Simultaneously grain (especially corn) production in the US became a heavily subsidized agro-industry that crowds out local crops in other countries and stilts the diets of Americans toward corn-syrup, corn-fed beef and a host of other now-cheap luxuries that make up the fast-food culture. In other words, our overproduction has crippled the abilities of other nations to be food self-sufficient (through artificially low subsidized grain prices), while fattening our own people (through artificially low prices on processed corn goods).
That is a gross oversimplification of course, but I stand by it in the broad outline. The fact is that global food production needs to increase to feed the world’s population. My opinion, and the opinion of others who critique America’s subsidized agro-industry, is that paradoxically, this must mean that America should aim to export less food in the long term.
That claim should be qualified. America should absolutely export food on the free market. However, our goal should be to phase out subsidies while simultaneously investing in the ability of other nations to grow their own food supply. This problem is not going unnoticed. Some major players are acting to invest in rural agriculture. Most notably the Gates Foundation is funding a major initiative to increase food production in Africa called the Alliance for a Green Revolution in Africa.
So why do I write this? Because most of you reading this are, like me, citizens of the most wealthy democracy in the world, where both our personal giving and the way we vote can actually change international agricultural policy. Most of you are also likely Christians. From this point of view, if you want to know more about issues in global hunger and agriculture, please visit Bread for the World‘s website. Bread for the World is an excellent advocacy group that lobbies our government on behalf of the poorest and most vulnerable people in the world. They provide excellent background information on topics in food security and agricultural development. They are also a good organization to think about donating to if you want to contribute to the struggle against hunger.

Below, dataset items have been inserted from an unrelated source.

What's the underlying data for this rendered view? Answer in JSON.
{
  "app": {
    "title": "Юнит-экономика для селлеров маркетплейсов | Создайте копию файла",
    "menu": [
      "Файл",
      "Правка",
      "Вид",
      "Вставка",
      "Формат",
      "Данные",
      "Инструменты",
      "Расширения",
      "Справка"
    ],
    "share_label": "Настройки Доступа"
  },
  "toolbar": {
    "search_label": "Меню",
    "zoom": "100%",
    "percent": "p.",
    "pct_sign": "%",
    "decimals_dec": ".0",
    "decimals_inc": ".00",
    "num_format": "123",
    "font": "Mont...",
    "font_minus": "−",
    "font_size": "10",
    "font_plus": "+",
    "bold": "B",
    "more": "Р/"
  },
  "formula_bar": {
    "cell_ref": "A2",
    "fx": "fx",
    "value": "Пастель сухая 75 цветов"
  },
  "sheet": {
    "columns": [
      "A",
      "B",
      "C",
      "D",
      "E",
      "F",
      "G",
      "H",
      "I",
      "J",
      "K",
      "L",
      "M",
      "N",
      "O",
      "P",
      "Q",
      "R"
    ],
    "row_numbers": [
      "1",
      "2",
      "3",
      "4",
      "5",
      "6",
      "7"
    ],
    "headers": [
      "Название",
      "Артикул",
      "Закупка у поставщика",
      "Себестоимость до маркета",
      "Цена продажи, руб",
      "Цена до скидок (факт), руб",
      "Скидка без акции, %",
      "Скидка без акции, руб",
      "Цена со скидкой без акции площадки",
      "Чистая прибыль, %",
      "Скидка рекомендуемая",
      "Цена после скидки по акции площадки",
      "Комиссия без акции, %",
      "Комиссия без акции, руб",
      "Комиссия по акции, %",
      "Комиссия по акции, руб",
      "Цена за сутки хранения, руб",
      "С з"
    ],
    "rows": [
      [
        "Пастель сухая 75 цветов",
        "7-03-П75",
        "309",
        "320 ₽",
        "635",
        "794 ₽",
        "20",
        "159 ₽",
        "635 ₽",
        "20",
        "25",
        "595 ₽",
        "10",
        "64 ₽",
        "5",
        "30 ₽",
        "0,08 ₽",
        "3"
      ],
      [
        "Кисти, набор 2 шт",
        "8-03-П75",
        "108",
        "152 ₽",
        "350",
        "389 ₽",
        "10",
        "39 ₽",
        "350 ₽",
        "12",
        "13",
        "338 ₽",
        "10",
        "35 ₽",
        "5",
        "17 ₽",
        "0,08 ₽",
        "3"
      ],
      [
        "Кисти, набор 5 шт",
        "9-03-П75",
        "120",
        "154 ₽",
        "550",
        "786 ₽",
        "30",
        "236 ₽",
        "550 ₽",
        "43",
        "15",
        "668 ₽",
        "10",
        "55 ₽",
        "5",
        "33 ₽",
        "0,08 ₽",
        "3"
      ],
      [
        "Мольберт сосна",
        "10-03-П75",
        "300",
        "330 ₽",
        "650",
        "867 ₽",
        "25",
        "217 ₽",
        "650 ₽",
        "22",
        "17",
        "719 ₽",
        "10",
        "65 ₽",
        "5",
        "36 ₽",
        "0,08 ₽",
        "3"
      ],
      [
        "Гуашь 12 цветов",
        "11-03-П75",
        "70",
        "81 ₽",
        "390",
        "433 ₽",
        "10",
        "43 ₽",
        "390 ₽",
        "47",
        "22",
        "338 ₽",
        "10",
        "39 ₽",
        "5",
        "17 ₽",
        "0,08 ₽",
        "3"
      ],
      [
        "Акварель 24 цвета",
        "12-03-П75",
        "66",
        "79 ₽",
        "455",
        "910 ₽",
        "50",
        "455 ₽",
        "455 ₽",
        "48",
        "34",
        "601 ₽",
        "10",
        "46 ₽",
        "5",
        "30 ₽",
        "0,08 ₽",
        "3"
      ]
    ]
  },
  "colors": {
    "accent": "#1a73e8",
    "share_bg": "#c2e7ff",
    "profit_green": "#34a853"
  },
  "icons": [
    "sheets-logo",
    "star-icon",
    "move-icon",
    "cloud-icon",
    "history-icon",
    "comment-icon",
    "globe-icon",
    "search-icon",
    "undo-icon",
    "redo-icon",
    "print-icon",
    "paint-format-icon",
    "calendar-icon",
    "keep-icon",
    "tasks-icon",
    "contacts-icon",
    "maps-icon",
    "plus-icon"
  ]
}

Two other organizations that I recommend supporting are Food for the Hungry and MercyCorps. I currently intern with MercyCorps and I have a lot of respect for their work. I also personally support Food for the Hungry and I know a number of people, including one of my professors, who have worked for them. Both of these organizations are working actively to promote food security in the developing world, as well as promoting health projects, education, infrastructure and the whole gamut of community development initiatives.
It’s Christmas Eve now my time, though for most of you it is still the 23rd. And I’ve spent my morning drafting a diatribe about the state of the world. Why? Because Christmas remembers the time when the Highest of the High came to dwell among the lowly. Because this spectacular example of sacrificial generosity is meant to be our standard for imitation (see Philippians 2:5). And because, whether or not you share this particular tradition, Christmas is a perfect time to examine yourself and your standards of generosity. To ask if what passes as charity might still fall short of the sacrificial expenditure it will take to truly stand alongside the poor in the fight to feed the world.
So merry Christmas everyone! May God bless the powerless and convict the wealthy.